I've been too busy to get on the bike as often as I'd like - if I've got only 20 minutes to do the shopping there's no point in spending 15 of them cycling, but I have been very active, mostly in the garden. I'm sure it's the activity that's tipped the balance.

Now I've lost weight, I've got really flabby thighs. Hm.

Sunday 7 June 2009

Z muses

I went to a wedding yesterday and received compliments on my appearance and weight loss (this is so double-edged, as it so evidently means "gosh, now you aren't nearly so fat as you used to be!). And today, a friend whom I see regularly asked me if I'd lost more weight because it looked as if I had.

So maybe I'm doing something right after all.

Still haven't actually weighed myself though - that is, I occasionally pop on the bathroom scales, but I rarely have my contact lens in when I'm in the bathroom and they are old scales with a wobbly needle, so although I can see that I'm still the right side of 9 1/2 stone, I can't tell by how much.

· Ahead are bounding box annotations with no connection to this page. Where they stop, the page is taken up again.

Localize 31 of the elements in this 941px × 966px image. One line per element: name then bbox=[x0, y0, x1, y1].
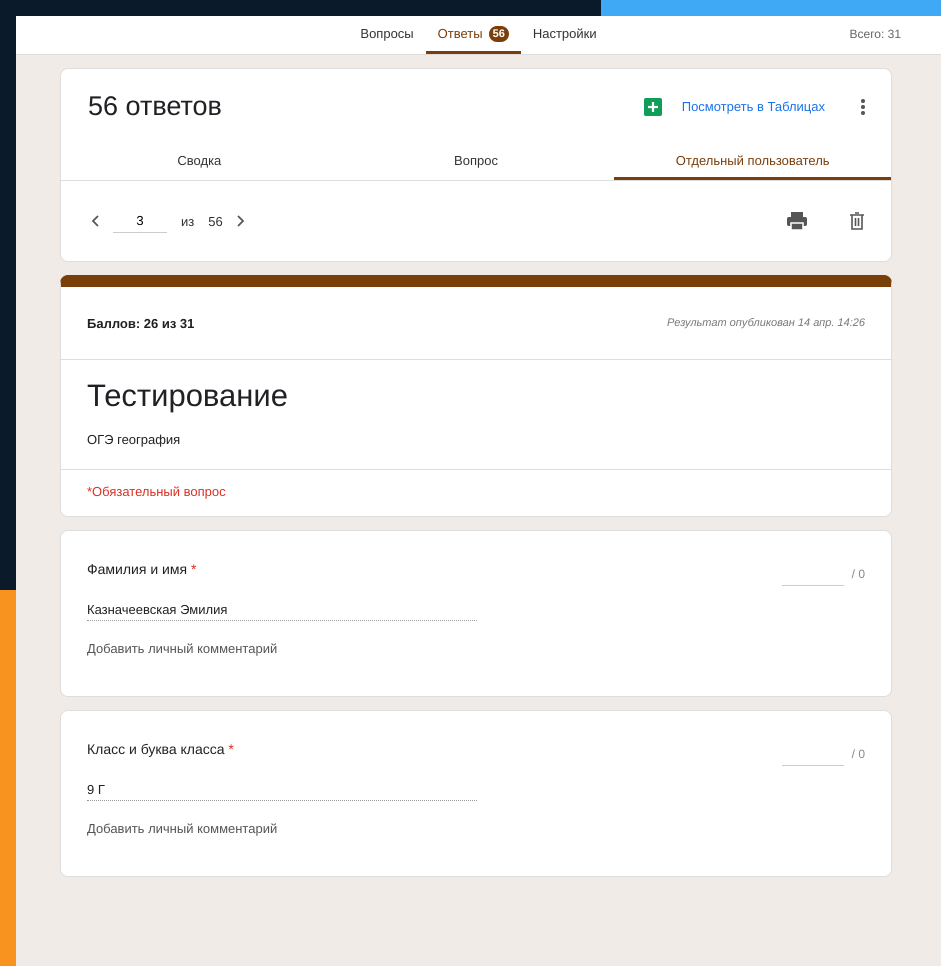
answer-text: Казначеевская Эмилия bbox=[87, 602, 477, 621]
responses-title: 56 ответов bbox=[88, 91, 223, 122]
response-tab[interactable]: Сводка bbox=[61, 144, 338, 180]
print-icon[interactable] bbox=[787, 212, 807, 230]
max-points: / 0 bbox=[852, 746, 865, 760]
add-comment-link[interactable]: Добавить личный комментарий bbox=[87, 641, 278, 656]
form-title: Тестирование bbox=[87, 378, 289, 414]
nav-tab[interactable]: Настройки bbox=[520, 16, 609, 54]
nav-tab[interactable]: Ответы 56 bbox=[426, 16, 521, 54]
question-title: Класс и буква класса * bbox=[87, 741, 234, 757]
max-points: / 0 bbox=[852, 566, 865, 580]
next-icon[interactable] bbox=[236, 215, 245, 227]
response-tab[interactable]: Вопрос bbox=[338, 144, 614, 180]
add-comment-link[interactable]: Добавить личный комментарий bbox=[87, 821, 278, 836]
nav-tab[interactable]: Вопросы bbox=[348, 16, 426, 54]
form-description: ОГЭ география bbox=[87, 432, 182, 447]
total-points: Всего: 31 bbox=[850, 27, 901, 41]
published-text: Результат опубликован 14 апр. 14:26 bbox=[666, 317, 865, 329]
question-title: Фамилия и имя * bbox=[87, 561, 196, 577]
response-tab[interactable]: Отдельный пользователь bbox=[614, 144, 892, 180]
score-text: Баллов: 26 из 31 bbox=[87, 316, 194, 330]
spreadsheet-icon bbox=[644, 98, 662, 116]
more-options-icon[interactable] bbox=[861, 98, 865, 114]
required-note: *Обязательный вопрос bbox=[86, 483, 227, 501]
answer-text: 9 Г bbox=[87, 782, 477, 801]
previous-icon[interactable] bbox=[91, 215, 99, 227]
of-label: из bbox=[181, 214, 194, 228]
trash-icon[interactable] bbox=[849, 212, 865, 230]
count-badge: 56 bbox=[488, 26, 509, 42]
sheets-link[interactable]: Посмотреть в Таблицах bbox=[638, 96, 831, 116]
total-count: 56 bbox=[208, 214, 223, 228]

Anyway, the more I think about it, the more sure I am that a lot of us who want and need to lose weight and eat healthily and take exercise simply eat more than we realise we do, because we've been doing it for so long that we don't notice. I've been observing people and, on the whole, the slender ones stop eating when they've had enough and the fat ones clear the plate. The fat ones pour cream onto a gateau which already contains whipped cream. Having been on holiday with a group of people recently, I couldn't help but notice that if they had cereal, they put more in the bowl than a standard portion. And the little individual jars of jam were scraped clean - a thin person used the amount needed for the roll. So, if you asked each of them to keep a food diary, even when they wrote down the same thing, one of them would have eaten much more than the other, and been quite unaware of it.

The thing is, I think I've got to understand what not to do if I want not to put weight back on. It's all right when you're dieting - you just avoid what you're supposed not to eat. But it's so easy for the quantity to creep up. And it is all right to have the occasional tasty extra - but again, 'occasional' can easily become several times a week.

Friday 5 June 2009

Not given up yet

I'm still alive, and I'd post if I had something to say. My weight still stays pretty well the same, and I still know that I'm eating to not put weight on rather than to lose it. It's a bit desperate in that respect - I sort of think that I'm going to have to resort to eating hardly anything for a couple of days to lose a couple of pounds and then revert to normal for a few weeks, and do that every month. But I know that crash-dieting is silly and pointless - it's just to kick-start, I suppose.

At this time of year, at any rate, it's easy to eat loads of fruit and veg and not bother about much else. Except, you know how it is. I was given a box of Bendicks Bittermints the other day. Now, how can a girl resist that? I don't even want to. I don't care. A year ago I would, but that was a size ago. I have no ambition to be less than a 10 - indeed, I don't know if it's possible without being really thin. I would like a smaller waist and smaller thighs, to be sure, but the hips are fine.

But I mustn't relax. I'm not dieting for how I look, but to stave off a new hip as long as possible. If only there were a more immediate cause and effect. One needs a reward. But virtue is its own reward, isn't it?